I’m glad the Echo is printing correspondence about the TTIP (Transatlantic Trade and Investment Partnership).

It is a big issue but most of the national press is ignoring it. I know there are more urgent issues internationally at this time, but, as Jamie Oliver said the other day, the papers always find room for celebrity rubbish and football. (He was lobbying Hilary Clinton about the TTIP the last time he was in USA.) If this trade agreement goes ahead, and private companies gain the right to take EU governments to court if the governments do anything which might reduce the companies’ profits.

It could affect almost everything in the UK, from animal welfare standards to NHS workers’ pay and conditions.

Andrew Martin (Echo letters, Sept 29) suggests that this will be only the legal confirmation of an existing informal arrangement whereby our government goes to great lengths to avoid offending corporations; there is truth in this.

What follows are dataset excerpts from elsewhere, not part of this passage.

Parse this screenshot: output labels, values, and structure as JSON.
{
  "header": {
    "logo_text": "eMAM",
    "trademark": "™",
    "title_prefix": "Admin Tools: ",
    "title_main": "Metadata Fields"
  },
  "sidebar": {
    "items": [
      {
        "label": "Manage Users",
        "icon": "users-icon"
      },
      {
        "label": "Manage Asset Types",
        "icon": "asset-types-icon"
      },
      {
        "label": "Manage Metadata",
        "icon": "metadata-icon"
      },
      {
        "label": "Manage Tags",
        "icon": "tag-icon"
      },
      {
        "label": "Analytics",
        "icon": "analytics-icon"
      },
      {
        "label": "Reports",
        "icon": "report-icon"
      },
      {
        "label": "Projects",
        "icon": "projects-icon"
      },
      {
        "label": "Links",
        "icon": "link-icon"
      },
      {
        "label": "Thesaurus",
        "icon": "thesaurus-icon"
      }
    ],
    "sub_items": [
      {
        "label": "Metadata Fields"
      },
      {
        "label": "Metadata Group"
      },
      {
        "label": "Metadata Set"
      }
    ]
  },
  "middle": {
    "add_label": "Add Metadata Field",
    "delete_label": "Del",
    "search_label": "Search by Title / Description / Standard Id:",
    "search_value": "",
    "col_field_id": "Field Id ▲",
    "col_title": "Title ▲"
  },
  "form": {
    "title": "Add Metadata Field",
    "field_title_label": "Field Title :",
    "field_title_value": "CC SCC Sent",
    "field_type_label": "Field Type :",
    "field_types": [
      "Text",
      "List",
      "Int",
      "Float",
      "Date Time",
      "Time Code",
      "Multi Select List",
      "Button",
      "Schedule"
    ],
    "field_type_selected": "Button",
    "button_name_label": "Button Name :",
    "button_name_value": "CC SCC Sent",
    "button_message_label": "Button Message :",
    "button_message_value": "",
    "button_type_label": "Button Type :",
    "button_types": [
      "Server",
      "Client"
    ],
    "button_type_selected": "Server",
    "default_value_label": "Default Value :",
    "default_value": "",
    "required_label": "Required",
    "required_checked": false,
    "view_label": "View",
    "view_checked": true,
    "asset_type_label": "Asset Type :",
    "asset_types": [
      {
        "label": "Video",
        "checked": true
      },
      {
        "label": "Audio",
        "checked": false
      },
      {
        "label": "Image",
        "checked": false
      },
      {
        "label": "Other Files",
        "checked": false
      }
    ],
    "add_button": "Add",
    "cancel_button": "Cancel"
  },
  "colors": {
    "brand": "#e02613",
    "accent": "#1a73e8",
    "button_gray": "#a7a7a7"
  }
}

Many people think that it would be helpful to put a tax on sugar for instance, but the supermarkets and food companies would hate that, so the government arranges a voluntary agreement with them instead, which will be totally ineffectual.

I wrote to our MP about TTIP and received an anodyne response.

But if, as the government says, there is nothing to worry about in this agreement, why have they been so secretive about it?

It is still being considered by Vince Cable’s Department but the details haven’t been made public.

All the major parties rely very heavily for their funding on major corporations.

Is the Green Party the only party that doesn’t?